Researchers have observed the malware used in this campaign leveraged in attacks against a South American agricultural organization, a European manufacturing entity and the American subsidiary of a South Korean physical security and surveillance firm over the past year.
NineRAT was first observed as early as March. Once the malware is deployed it accepts commands via a Telegram-based command-and-control (C2) communications channel, and has the capabilities to gather preliminary information about infected systems for reconnaissance or uninstall itself. Lazarus, like other attackers in previous campaigns, are likely using the legitimate Telegram service to evade detection, said researchers.
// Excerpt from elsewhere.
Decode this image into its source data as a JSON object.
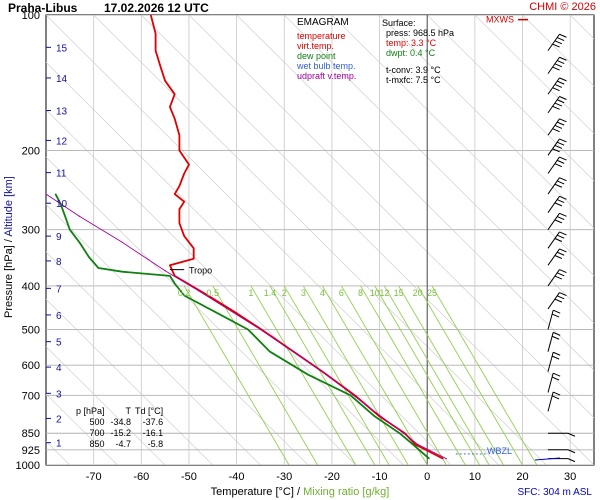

“The Telegram C2 channels used by the malware led to the discovery of a previously published Telegram bot ‘[at]StudyJ001Bot’ that was leveraged by Lazarus in NineRAT,” said researchers. “Using a publicly accessible Bot may lead to infrastructure hijacking and likely having recognized that, Lazarus started using their own Bots for NineRAT. Interestingly, switching over to their own Telegram C2 channels however did not deter the use of NineRAT samples already built to interact with the open channels and Anadriel has continued to use them well into 2023 even though they first started work on NineRAT in 2022.”
The downloader, meanwhile, is used to deploy additional payloads, including a custom proxy tool called “Hazyload.” The threat group uses these multiple tools - RATs with the additional proxy tool - to maintain persistent access without needing to exploit the Log4j flaw again, so it can continue to issue commands and exfiltrate data. DLRAT, meanwhile, has the ability to perform reconnaissance by gathering preliminary data about the system.
Lazarus, also known as APT38, has been active since 2010 and has conducted espionage, data theft and financially motivated attacks. The group is known for its rapid development of new malware and lately has used the Log4j vulnerability a number of times as a way to get a foothold in targeted organizations.
Earlier this year, researchers found the group targeting a flaw in ManageEngine ServiceDesk in order to hit internet infrastructure and healthcare organizations in the U.S. and UK with two new malware families, and exploiting the Log4j flaw in order to deploy a new, “very simple” malware family with basic functionalities for executing commands and collecting system information.